LIFT: Language-Interfaced Fine-Tuning for Non-Language Machine Learning Tasks (2206.06565v4)

Published 14 Jun 2022 in cs.LG and cs.CL

Abstract: Fine-tuning pretrained LLMs (LMs) without making any architectural changes has become a norm for learning various language downstream tasks. However, for non-language downstream tasks, a common practice is to employ task-specific designs for input, output layers, and loss functions. For instance, it is possible to fine-tune an LM into an MNIST classifier by replacing the word embedding layer with an image patch embedding layer, the word token output layer with a 10-way output layer, and the word prediction loss with a 10-way classification loss, respectively. A natural question arises: Can LM fine-tuning solve non-language downstream tasks without changing the model architecture or loss function? To answer this, we propose Language-Interfaced Fine-Tuning (LIFT) and study its efficacy and limitations by conducting an extensive empirical study on a suite of non-language classification and regression tasks. LIFT does not make any changes to the model architecture or loss function, and it solely relies on the natural language interface, enabling "no-code machine learning with LMs." We find that LIFT performs comparably well across a wide range of low-dimensional classification and regression tasks, matching the performances of the best baselines in many cases, especially for the classification tasks. We also report experimental results on the fundamental properties of LIFT, including inductive bias, robustness, and sample complexity. We also analyze the effect of pretraining on LIFT and a few properties/techniques specific to LIFT, e.g., context-aware learning via appropriate prompting, calibrated predictions, data generation, and two-stage fine-tuning. Our code is available at https://github.com/UW-Madison-Lee-Lab/LanguageInterfacedFineTuning.

PDF Abstract

Summary of "LIFT: Language-Interfaced Fine-Tuning for Non-Language Machine Learning Tasks"

The paper "LIFT: Language-Interfaced Fine-Tuning for Non-Language Machine Learning Tasks" investigates the potential of using LLMs (LMs) to address non-language machine learning tasks without modifying the model architecture or loss function.
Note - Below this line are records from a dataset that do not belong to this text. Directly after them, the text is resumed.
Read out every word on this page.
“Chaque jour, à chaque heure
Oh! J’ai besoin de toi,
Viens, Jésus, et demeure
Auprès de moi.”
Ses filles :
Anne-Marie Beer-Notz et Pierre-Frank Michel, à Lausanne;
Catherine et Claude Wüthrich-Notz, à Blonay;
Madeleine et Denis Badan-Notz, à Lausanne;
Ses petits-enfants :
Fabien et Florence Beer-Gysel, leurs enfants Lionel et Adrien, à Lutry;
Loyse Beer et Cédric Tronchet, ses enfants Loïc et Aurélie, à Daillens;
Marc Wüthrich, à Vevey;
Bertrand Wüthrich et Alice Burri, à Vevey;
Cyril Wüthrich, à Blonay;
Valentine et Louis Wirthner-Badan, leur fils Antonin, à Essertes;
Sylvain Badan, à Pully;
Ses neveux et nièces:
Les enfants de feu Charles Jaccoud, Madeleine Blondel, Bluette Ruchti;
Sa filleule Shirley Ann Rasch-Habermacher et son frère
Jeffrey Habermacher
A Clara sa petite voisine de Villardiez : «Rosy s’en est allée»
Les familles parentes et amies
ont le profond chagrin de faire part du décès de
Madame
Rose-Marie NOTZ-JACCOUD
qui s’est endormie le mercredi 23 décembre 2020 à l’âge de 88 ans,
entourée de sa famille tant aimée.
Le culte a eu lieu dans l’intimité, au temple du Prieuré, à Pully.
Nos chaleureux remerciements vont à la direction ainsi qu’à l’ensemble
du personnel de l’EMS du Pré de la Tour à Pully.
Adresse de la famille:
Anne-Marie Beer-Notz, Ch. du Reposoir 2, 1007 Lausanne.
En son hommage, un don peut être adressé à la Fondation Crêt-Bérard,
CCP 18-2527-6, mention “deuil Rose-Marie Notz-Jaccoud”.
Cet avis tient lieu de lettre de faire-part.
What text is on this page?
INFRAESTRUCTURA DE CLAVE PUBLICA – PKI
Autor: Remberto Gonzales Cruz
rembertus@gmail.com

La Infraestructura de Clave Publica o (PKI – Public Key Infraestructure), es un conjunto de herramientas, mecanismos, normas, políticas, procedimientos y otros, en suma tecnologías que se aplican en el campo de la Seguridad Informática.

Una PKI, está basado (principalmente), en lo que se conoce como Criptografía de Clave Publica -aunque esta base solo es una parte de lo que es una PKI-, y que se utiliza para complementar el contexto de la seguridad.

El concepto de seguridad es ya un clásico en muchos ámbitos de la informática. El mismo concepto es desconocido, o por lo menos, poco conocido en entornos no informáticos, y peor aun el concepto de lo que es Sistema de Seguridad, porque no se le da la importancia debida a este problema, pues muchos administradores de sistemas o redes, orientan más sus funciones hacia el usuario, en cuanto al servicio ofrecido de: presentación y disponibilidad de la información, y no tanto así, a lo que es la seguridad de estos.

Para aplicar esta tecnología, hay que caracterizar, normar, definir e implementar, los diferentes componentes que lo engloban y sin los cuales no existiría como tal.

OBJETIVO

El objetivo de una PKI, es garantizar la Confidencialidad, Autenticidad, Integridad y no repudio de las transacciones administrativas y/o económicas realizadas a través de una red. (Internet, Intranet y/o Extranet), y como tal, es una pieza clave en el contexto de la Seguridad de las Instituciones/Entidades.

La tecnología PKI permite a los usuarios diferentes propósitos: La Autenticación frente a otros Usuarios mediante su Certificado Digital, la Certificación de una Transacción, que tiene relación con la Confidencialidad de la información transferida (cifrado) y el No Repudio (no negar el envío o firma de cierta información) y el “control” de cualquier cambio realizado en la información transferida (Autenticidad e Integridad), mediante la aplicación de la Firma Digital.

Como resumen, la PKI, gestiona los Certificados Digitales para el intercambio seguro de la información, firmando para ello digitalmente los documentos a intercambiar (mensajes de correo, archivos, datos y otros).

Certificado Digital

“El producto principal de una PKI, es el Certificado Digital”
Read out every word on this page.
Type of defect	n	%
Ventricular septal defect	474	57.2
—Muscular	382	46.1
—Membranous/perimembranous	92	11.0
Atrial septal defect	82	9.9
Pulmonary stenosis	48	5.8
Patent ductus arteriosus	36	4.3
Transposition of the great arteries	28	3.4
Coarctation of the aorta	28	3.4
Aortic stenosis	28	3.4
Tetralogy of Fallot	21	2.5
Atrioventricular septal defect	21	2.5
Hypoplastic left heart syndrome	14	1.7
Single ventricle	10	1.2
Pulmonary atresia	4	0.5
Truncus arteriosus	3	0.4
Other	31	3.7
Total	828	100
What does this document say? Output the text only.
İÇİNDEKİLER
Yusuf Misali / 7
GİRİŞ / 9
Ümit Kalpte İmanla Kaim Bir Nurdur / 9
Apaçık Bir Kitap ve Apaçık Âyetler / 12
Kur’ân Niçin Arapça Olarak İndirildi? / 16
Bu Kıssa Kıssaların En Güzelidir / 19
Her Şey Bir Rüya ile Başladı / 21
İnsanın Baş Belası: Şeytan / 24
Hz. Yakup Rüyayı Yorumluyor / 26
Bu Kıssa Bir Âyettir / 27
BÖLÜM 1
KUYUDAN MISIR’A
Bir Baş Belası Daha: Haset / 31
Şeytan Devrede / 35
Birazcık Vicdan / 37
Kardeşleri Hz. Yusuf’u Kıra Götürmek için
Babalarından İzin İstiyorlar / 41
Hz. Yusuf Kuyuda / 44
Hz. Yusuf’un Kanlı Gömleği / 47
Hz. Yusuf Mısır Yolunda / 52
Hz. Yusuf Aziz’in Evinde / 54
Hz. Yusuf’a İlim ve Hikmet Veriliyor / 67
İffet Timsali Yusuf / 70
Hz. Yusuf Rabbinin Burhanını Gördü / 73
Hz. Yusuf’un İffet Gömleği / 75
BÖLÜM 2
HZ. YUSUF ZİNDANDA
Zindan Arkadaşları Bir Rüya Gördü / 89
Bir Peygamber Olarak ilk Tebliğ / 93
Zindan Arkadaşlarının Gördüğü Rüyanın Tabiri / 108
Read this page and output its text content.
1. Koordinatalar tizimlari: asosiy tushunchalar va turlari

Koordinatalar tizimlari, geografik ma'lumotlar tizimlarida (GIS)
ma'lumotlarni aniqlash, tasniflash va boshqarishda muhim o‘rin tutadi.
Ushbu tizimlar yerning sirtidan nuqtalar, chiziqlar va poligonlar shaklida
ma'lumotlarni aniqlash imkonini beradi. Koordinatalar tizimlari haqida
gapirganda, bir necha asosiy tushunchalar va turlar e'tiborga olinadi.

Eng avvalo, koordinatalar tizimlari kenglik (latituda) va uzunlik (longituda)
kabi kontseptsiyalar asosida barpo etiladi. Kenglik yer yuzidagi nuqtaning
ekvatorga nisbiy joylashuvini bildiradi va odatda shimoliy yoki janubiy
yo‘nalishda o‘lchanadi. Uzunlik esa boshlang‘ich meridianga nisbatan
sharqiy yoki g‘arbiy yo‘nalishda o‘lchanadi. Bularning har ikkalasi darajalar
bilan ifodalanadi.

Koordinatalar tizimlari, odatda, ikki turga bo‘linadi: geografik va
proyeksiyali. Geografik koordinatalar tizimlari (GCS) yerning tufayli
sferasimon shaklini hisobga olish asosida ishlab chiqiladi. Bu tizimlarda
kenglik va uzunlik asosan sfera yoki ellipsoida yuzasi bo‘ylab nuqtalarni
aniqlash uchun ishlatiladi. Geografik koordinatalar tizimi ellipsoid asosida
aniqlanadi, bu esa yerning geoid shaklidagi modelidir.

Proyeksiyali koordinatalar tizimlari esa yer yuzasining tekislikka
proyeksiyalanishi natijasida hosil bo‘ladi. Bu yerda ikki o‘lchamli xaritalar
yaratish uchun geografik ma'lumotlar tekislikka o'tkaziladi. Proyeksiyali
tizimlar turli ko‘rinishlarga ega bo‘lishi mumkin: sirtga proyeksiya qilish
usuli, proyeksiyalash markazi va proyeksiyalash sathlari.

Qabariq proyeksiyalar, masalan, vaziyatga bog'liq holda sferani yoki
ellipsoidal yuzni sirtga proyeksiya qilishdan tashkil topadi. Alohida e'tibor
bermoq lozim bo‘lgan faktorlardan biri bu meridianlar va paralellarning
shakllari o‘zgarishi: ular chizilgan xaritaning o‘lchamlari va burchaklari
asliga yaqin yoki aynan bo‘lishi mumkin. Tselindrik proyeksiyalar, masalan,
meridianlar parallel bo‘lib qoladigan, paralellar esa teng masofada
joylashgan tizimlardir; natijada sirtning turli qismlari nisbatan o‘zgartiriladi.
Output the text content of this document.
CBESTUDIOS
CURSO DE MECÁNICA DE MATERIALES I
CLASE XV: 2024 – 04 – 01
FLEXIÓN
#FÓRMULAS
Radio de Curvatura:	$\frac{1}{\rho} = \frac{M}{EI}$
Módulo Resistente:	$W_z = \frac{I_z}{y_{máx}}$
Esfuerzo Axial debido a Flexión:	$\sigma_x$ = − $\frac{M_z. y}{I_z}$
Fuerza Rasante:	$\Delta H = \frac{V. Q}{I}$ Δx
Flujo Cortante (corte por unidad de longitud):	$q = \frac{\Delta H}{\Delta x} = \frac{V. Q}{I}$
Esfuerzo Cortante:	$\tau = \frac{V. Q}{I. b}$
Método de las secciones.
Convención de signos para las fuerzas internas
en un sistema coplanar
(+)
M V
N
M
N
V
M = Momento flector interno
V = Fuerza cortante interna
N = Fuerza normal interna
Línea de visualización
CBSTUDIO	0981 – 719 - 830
The authors introduce Language-Interfaced Fine-Tuning (LIFT) as a method to fine-tune pretrained LMs on tasks typically solved through domain-specific network architectures.

Methodology

LIFT is a two-phase procedure:

Dataset Conversion: This phase involves transforming labeled datasets into sentence-format inputs. Two main prompting strategies are considered — one using available task and feature names explicitly and another using generic placeholders.
Fine-Tuning: In this phase, a pretrained LM is fine-tuned solely based on the converted sentence inputs, without any changes to the original architecture or loss functions.

Empirical Evaluation

The paper presents an extensive empirical analysis of LIFT across various non-language classification and regression tasks, highlighting its performance and properties:

Classification and Regression Performance: LIFT achieves comparable accuracies to strong baselines across low-dimensional tasks, underlining its adaptability despite the absence of architectural modifications.
Sample Complexity: Analysis indicates that LIFT efficiently learns tasks with a relatively small number of samples, though performance varies with task complexity.
Inductive Bias and Robustness: Insights into LIFT's decision boundaries suggest adaptations similar to tree-based classifiers, exhibiting fractal properties and robustness to outliers and small perturbations.
LM Pretraining Dependency: The effectiveness of LIFT hinges on leveraging LMs pretrained on natural language data, accentuating the importance of pretraining in diverse applications.

Enhancements and Implications

The authors explore improvements via context incorporation through feature names and descriptions — demonstrating enhanced sample efficiency for classification tasks. Two-stage fine-tuning and data augmentation are proposed to further enhance LIFT's capability on smaller training datasets.

Moreover, LIFT's potential applications extend to generative tasks, showcasing its versatility in yielding high-quality image data completion for well-established datasets like MNIST.

Discussion

While offering compelling results, LIFT presents limitations, notably when dealing with high-dimensional data or tasks with an extensive number of classes. The constraints of the LM's context length also present challenges. As such, exploring more memory-efficient transformer models could address these issues.

Conclusion

The research solidifies the notion of LMs as versatile, general-purpose solutions for diverse tasks beyond traditional NLP applications. The findings prompt further inquiry into refining LIFT for handling a broader spectrum of machine learning tasks, underscoring its potential contribution to reducing the barrier to entry for non-specialists in machine learning.

This paper invites exploration of the broader implications for building universal models capable of adapting to any data modality or domain, heralding a new frontier in machine learning research.